We have got a very strange problem after the upgrade to version 2.1 (Enterprise Edition) (first update was from 2.0.0p27 to 2.1.0p7 and today we installed the 2.1.0p9 version). The OS of the servers is CentOS 7.9 with the last patches.
The cpu usage of the “cmc” process increases randomly (after 4, 6, 9 hours) to a very high value: it starts to use the whole processor (the server has 2 virtual processors).
There are no errors in the log files. “strace” has not shown any differences with the other systems.
There are two solutions to lower the cmc process cpu usage:
- omd restart site
- cmk -R
Has someone obtained a similar problem? Could be a problem with the OS, e.g. systemd?
Nobody with a similar problem?
The system has been moved to a Rocky Linux 8.6 and the problem with cmc high cpu usage is still present. In the cmc log no error messages.
OMD - Open Monitoring Distribution Version 2.1.0p9.cee. The below figure shows the sudden increase of the cmc process cpu usage.
The “cmk -R” command helps:
Does anybody has any advice what should I check, may there be a problem with the configuration?
That is very low assigned resources for such a monitoring system. How many hosts do you monitor?
I have a small system with only 20 hosts and 2 cores and this system has no such problems. Only the base is different than yours with actual Ubuntu/Debian.
It is also strange that after a restart your cmc process needs no resources.
There are ca. 400 hosts and 9500 services. The most strange thing is that the system had no problems before the upgrade with the 2.0.0p16 version. The “cmc” process usually does not consume much cpu resources, a similar system with ca. 800 hosts (ca. 30.000 services), consumes under 5% (but the server has 4 cores).
OK we will try to add 2 cores.
We added 2 cpu cores, however after some time (ca. 1.5h) the cmc process uses again ca. 100% of the one core. Really strange. Interesting is also that the restart of the cmc process “cmk restart cmc” is not enough. Only “cmk -R” or “omd restart siite” commands are able to lower the cpu usage of the cmc process.
Has anybody a similar issue?
Now you need to inspect the core log - it is possible that you need to change the log level of the cmc core to get some useful information.

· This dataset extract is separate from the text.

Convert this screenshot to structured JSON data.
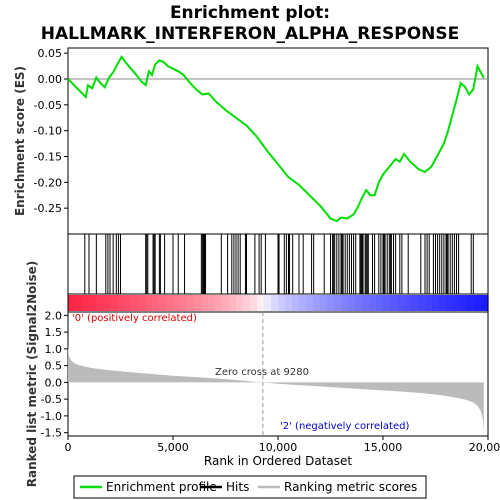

Well, I configured the “debug” level for all the cmc core sections. With the script I was able to detect the the exact time when the cpu usage of the cmc process rised to over 90%. It happens really quickly in one second from almost 0% to over 90%. Unfortunately in the cmc.log file there were no unusual messages. Also the amount of the messages did not rise. Really strange, there is no zombie process, the system and Web interface are still very responsive. However I still believe that cmc process should not use the whole core.
There are several ways your configuration can impact the impact of the micro core.
It can be normal, that the core is running with 100% utilization on one CPU core, but that seems unlikely here.
You might want to look for recurring downtimes, if you have a lot of those, they can impact the core.
Thank you Robin for the comment. However, there is no recurring downtime configured. I will check the config in more detail, but it is strange because before the upgrade to 2.1 there was no cmc high cpu usage.